US Treasuries don’t seem to be backing down on the timeline for reducing QE. Sovereign yields are flying today on the (p)resumptive taper trade following solid GDP and Employment data.
Following Thursday’s better-than-expected Advance GDP print (2.8% v. 2.0% expected, 2.5% last) and today’s +204k NFP release, the US Treasury curve is steepening with longer-dated issues sliding heaviest.
Are US Treasuries selling off in renewed anticipation of the Fed tapering asset purchases (QE)?

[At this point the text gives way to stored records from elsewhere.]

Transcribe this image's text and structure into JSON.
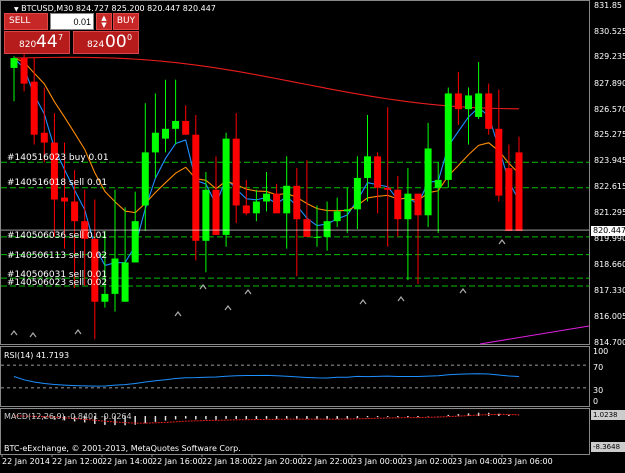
{
  "header": {
    "symbol_line": "BTCUSD,M30  824.727 825.200 820.447 820.447"
  },
  "trade_panel": {
    "sell_label": "SELL",
    "buy_label": "BUY",
    "lot_value": "0.01",
    "sell_price_prefix": "820",
    "sell_price_big": "44",
    "sell_price_sup": "7",
    "buy_price_prefix": "824",
    "buy_price_big": "00",
    "buy_price_sup": "0"
  },
  "price_axis": [
    "831.85",
    "830.525",
    "829.235",
    "827.890",
    "826.570",
    "825.275",
    "823.945",
    "822.615",
    "821.295",
    "819.990",
    "818.660",
    "817.330",
    "816.005",
    "814.700"
  ],
  "current_price": "820.447",
  "orders": [
    {
      "label": "#140516023 buy 0.01"
    },
    {
      "label": "#140516018 sell 0.01"
    },
    {
      "label": "#140506036 sell 0.01"
    },
    {
      "label": "#140506113 sell 0.02"
    },
    {
      "label": "#140506031 sell 0.01"
    },
    {
      "label": "#140506023 sell 0.02"
    }
  ],
  "rsi": {
    "label": "RSI(14) 41.7193",
    "levels": [
      "100",
      "70",
      "30",
      "0"
    ]
  },
  "macd": {
    "label": "MACD(12,26,9) -0.8401 -0.0264",
    "axis": [
      "1.0238",
      "-8.3648"
    ]
  },
  "copyright": "BTC-eExchange, © 2001-2013, MetaQuotes Software Corp.",
  "time_axis": [
    "22 Jan 2014",
    "22 Jan 12:00",
    "22 Jan 14:00",
    "22 Jan 16:00",
    "22 Jan 18:00",
    "22 Jan 20:00",
    "22 Jan 22:00",
    "23 Jan 00:00",
    "23 Jan 02:00",
    "23 Jan 04:00",
    "23 Jan 06:00"
  ],
  "colors": {
    "bull": "#00ff00",
    "bear": "#ff0000",
    "ma_fast": "#1e90ff",
    "ma_mid": "#ff8c00",
    "ma_slow": "#e81c1c",
    "order_line": "#00c000",
    "rsi_line": "#1e90ff",
    "macd_line": "#e81c1c",
    "price_line": "#ffffff"
  },
  "chart_data": {
    "type": "candlestick",
    "candles": [
      {
        "o": 828.7,
        "h": 829.3,
        "l": 827.0,
        "c": 829.2
      },
      {
        "o": 829.2,
        "h": 829.4,
        "l": 827.5,
        "c": 827.9
      },
      {
        "o": 828.0,
        "h": 829.2,
        "l": 824.8,
        "c": 825.3
      },
      {
        "o": 825.4,
        "h": 827.7,
        "l": 823.9,
        "c": 824.9
      },
      {
        "o": 824.9,
        "h": 826.4,
        "l": 820.1,
        "c": 822.0
      },
      {
        "o": 822.1,
        "h": 824.9,
        "l": 819.5,
        "c": 821.9
      },
      {
        "o": 821.9,
        "h": 823.5,
        "l": 817.5,
        "c": 820.9
      },
      {
        "o": 820.9,
        "h": 822.5,
        "l": 817.6,
        "c": 820.0
      },
      {
        "o": 820.0,
        "h": 822.0,
        "l": 814.9,
        "c": 816.8
      },
      {
        "o": 816.8,
        "h": 820.4,
        "l": 816.5,
        "c": 817.2
      },
      {
        "o": 817.2,
        "h": 822.5,
        "l": 816.3,
        "c": 819.0
      },
      {
        "o": 816.8,
        "h": 821.6,
        "l": 816.8,
        "c": 818.8
      },
      {
        "o": 818.8,
        "h": 822.4,
        "l": 819.2,
        "c": 820.9
      },
      {
        "o": 821.7,
        "h": 826.9,
        "l": 820.4,
        "c": 824.4
      },
      {
        "o": 824.4,
        "h": 827.4,
        "l": 823.1,
        "c": 825.4
      },
      {
        "o": 825.1,
        "h": 828.1,
        "l": 824.4,
        "c": 825.6
      },
      {
        "o": 825.6,
        "h": 828.1,
        "l": 824.8,
        "c": 826.0
      },
      {
        "o": 826.0,
        "h": 826.8,
        "l": 825.3,
        "c": 825.3
      },
      {
        "o": 825.3,
        "h": 826.3,
        "l": 818.9,
        "c": 819.9
      },
      {
        "o": 819.9,
        "h": 823.4,
        "l": 818.3,
        "c": 822.5
      },
      {
        "o": 822.5,
        "h": 824.2,
        "l": 820.2,
        "c": 820.2
      },
      {
        "o": 820.2,
        "h": 825.4,
        "l": 819.6,
        "c": 825.1
      },
      {
        "o": 825.1,
        "h": 826.4,
        "l": 820.8,
        "c": 821.7
      },
      {
        "o": 821.7,
        "h": 823.0,
        "l": 821.2,
        "c": 821.3
      },
      {
        "o": 821.3,
        "h": 822.5,
        "l": 820.9,
        "c": 821.9
      },
      {
        "o": 821.9,
        "h": 823.4,
        "l": 821.4,
        "c": 822.3
      },
      {
        "o": 822.3,
        "h": 822.8,
        "l": 821.3,
        "c": 821.3
      },
      {
        "o": 821.3,
        "h": 824.2,
        "l": 819.5,
        "c": 822.7
      },
      {
        "o": 822.7,
        "h": 823.6,
        "l": 818.1,
        "c": 821.0
      },
      {
        "o": 821.0,
        "h": 824.0,
        "l": 820.3,
        "c": 820.1
      },
      {
        "o": 820.1,
        "h": 821.7,
        "l": 819.6,
        "c": 820.1
      },
      {
        "o": 820.1,
        "h": 821.9,
        "l": 819.4,
        "c": 820.9
      },
      {
        "o": 820.9,
        "h": 822.1,
        "l": 820.6,
        "c": 821.4
      },
      {
        "o": 821.4,
        "h": 822.6,
        "l": 820.3,
        "c": 821.5
      },
      {
        "o": 821.5,
        "h": 824.2,
        "l": 820.5,
        "c": 823.1
      },
      {
        "o": 823.1,
        "h": 826.3,
        "l": 821.9,
        "c": 824.2
      },
      {
        "o": 824.2,
        "h": 824.4,
        "l": 821.3,
        "c": 822.6
      },
      {
        "o": 822.6,
        "h": 826.7,
        "l": 819.6,
        "c": 822.5
      },
      {
        "o": 822.5,
        "h": 823.2,
        "l": 820.1,
        "c": 821.0
      },
      {
        "o": 821.0,
        "h": 823.6,
        "l": 817.9,
        "c": 822.3
      },
      {
        "o": 822.3,
        "h": 822.3,
        "l": 817.7,
        "c": 821.2
      },
      {
        "o": 821.2,
        "h": 825.9,
        "l": 820.6,
        "c": 824.6
      },
      {
        "o": 822.6,
        "h": 823.9,
        "l": 820.3,
        "c": 823.0
      },
      {
        "o": 823.0,
        "h": 827.7,
        "l": 822.6,
        "c": 827.4
      },
      {
        "o": 827.4,
        "h": 828.5,
        "l": 825.8,
        "c": 826.6
      },
      {
        "o": 826.6,
        "h": 827.7,
        "l": 824.8,
        "c": 827.3
      },
      {
        "o": 826.2,
        "h": 829.0,
        "l": 826.1,
        "c": 827.4
      },
      {
        "o": 827.4,
        "h": 827.9,
        "l": 825.3,
        "c": 825.6
      },
      {
        "o": 825.6,
        "h": 827.6,
        "l": 821.9,
        "c": 822.2
      },
      {
        "o": 823.6,
        "h": 824.8,
        "l": 820.6,
        "c": 820.4
      },
      {
        "o": 824.4,
        "h": 825.2,
        "l": 820.4,
        "c": 820.4
      }
    ],
    "order_levels": [
      823.9,
      822.6,
      820.1,
      819.2,
      818.0,
      817.6
    ],
    "ylim": [
      814.7,
      831.85
    ]
  }
}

Whatever the case, the 10-Year yield (TNX, above) has quickly ramped half-way back to its Summer high at 3% after moving as low as 2.47% following the “surprise” FOMC decision on September 18 to delay tapering.
US Treasuries: 10-Year Treasury Note Yield (TNX) – Weekly: Taper Off, Taper On
Is this whipsaw just so much aimless trading slosh as sovereign yields get jerked around by the bond market’s perception of an ambivalent, not-quite-so-credible Federal Reserve?
There’s some of that going on, surely; but TNX‘s decline bottomed right at the long-term falling trend line of the falling rate wedge (diagonal white lines, above) that has prevailed since QE began in 2008.  Something similar happened after Ben Bernanke’s “next several meetings” testimony in early May, but that move failed as the Fed walked back taper expectations.
This time, however, the yield breakout held its test at this trend line is bouncing aggressively.  Unless 2.47% is broken and bond bulls get some real traction then (remember, bonds move inversely to yields), this TNX breakout is real; and yields appear to be headed measurably higher.